I made a strategic decision when I started blogging on this topic. I wanted to stress my ethical position (contrary to a rebuttal offered by AAFP leaders) that it did not matter what ended up on the consumer website in question. The conflict of interest existed as soon as AAFP took the money for that purpose. Even if the website contained material critical of sugary soft drinks (actually, I guess, high-fructose-corn-syrupy drinks, as the companies are too stingy to put actual sugar in them any more), there was still a COI that could not be rationalized away. For that reason I actually avoided putting in my posts any comments on the actual AAFP web content.

I was reminded of my omission by an excellent older post by Dr. Josh Freeman, family medicine chair at the U. of Kansas: http://medicinesocialjustice.blogspot.com/2010/08/aafp-coca-cola-and-ethics-serving.html. Dr. Freeman in turn cites:
http://appetiteforprofit.blogspot.com/2010/07/family-physicians-debate-if-they-should.html

This is a blog by Michele Simon, a public health lawyer and author of Appetite for Profit, a study of the financial influence of the Big Food industry analogous to what we've been reading about Big Pharma. She does go to the AAFP website and reports on its supposedly unbiased content. Some of her main findings:
  • Messsages favorable to Coke--including how good caffeinated and artificially sweetened beverages are for you--appear throughout the AAFP website.
  • No surprise--while the credit given to Coke is for general program support only, the same sorts of messages appear almost verbatim on Coke's own website. Seems like Coke had more control over content than AAFP was letting on.
  • Just for extra fun, Simon lists the recent misdeeds of the Coca-Cola company on numerous fronts, asking whether a professional medical society really wants to be seen in such company.

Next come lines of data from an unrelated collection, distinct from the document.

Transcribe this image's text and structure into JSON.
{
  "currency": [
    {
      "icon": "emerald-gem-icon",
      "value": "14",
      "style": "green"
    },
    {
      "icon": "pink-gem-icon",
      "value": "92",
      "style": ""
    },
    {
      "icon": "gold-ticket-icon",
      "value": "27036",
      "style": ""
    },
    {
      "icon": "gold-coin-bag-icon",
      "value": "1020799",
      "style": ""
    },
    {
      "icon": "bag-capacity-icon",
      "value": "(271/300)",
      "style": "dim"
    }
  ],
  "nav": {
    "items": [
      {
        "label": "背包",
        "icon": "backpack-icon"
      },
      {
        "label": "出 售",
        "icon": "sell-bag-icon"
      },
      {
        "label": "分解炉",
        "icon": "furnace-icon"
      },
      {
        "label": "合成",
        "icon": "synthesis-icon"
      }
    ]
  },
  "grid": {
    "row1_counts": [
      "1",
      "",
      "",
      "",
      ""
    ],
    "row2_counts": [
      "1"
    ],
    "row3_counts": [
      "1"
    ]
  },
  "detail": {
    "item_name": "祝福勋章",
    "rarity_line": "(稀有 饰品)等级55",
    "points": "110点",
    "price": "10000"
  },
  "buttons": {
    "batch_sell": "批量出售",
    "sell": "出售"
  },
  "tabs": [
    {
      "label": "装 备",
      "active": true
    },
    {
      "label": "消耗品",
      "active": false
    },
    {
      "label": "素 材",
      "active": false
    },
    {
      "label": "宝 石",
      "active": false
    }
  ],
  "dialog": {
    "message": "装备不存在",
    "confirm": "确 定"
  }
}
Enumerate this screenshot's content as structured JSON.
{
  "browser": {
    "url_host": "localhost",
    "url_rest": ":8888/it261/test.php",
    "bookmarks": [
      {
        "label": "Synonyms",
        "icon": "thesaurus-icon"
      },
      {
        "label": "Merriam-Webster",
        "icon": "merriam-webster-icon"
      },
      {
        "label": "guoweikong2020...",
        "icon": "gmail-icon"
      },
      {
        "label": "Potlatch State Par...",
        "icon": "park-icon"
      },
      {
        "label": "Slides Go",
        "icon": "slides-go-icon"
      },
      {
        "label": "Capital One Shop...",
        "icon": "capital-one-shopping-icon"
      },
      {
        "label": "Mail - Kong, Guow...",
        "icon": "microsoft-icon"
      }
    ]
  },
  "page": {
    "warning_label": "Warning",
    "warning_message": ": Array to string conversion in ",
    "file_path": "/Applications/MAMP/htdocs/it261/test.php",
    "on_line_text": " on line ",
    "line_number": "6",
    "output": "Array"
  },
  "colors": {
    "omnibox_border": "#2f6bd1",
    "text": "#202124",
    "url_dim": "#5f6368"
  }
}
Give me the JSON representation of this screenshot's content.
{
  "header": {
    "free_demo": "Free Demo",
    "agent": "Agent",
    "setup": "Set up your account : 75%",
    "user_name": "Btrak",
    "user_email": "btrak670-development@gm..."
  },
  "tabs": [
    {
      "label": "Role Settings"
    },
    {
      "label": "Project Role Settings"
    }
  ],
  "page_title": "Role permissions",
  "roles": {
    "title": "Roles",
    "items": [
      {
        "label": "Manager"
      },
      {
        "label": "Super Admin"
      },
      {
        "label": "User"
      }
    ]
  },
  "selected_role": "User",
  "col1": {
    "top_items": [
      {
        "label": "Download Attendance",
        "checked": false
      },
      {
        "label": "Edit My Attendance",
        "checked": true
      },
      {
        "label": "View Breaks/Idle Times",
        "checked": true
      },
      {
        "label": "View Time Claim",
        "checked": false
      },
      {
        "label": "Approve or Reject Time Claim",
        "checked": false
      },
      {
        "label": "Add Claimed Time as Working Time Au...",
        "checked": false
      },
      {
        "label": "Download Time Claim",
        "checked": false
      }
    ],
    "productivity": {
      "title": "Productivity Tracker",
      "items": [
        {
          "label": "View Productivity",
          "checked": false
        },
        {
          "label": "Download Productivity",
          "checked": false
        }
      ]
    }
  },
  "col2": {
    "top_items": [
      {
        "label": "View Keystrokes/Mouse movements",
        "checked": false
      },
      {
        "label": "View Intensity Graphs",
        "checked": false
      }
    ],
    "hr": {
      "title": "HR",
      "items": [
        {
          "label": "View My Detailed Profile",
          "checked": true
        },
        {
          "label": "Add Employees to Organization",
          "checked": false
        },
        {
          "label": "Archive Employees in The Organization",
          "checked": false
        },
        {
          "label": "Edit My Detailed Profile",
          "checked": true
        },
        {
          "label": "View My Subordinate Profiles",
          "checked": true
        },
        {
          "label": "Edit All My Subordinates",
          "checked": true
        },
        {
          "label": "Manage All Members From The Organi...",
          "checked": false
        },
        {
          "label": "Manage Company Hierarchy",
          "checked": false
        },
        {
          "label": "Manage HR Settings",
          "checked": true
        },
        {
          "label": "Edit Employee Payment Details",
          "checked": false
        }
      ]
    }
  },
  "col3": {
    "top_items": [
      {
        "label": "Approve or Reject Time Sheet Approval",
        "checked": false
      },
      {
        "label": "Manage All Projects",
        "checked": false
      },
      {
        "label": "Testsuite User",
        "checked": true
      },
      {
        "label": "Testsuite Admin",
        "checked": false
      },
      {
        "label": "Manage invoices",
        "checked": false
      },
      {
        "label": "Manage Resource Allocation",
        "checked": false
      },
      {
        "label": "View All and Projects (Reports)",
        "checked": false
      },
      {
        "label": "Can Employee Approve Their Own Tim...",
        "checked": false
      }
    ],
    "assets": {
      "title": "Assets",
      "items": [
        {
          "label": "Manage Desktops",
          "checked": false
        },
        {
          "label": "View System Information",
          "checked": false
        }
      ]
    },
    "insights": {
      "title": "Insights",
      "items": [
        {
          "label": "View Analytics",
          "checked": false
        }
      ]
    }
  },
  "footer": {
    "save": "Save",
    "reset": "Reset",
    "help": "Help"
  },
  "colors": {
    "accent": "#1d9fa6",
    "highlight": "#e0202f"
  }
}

The AAFP website is: http://familydoctor.org/online/famdocen/home.html When I logged on just now, a "Live Positively" logo appeared prominently at the top of the web page. When you click on that logo, it goes to the "Consumer Alliance Partnerships" page (AAFP manages to assume that somehow a "corporate alliance" is a "consumer alliance" as if Coca-Cola was some sort of non-profit charity) on which the full logo, "Live Positively--Coca-Cola" is shown. Why the key words "Coca-Cola" do not appear on the main page is an interesting, but very minor question.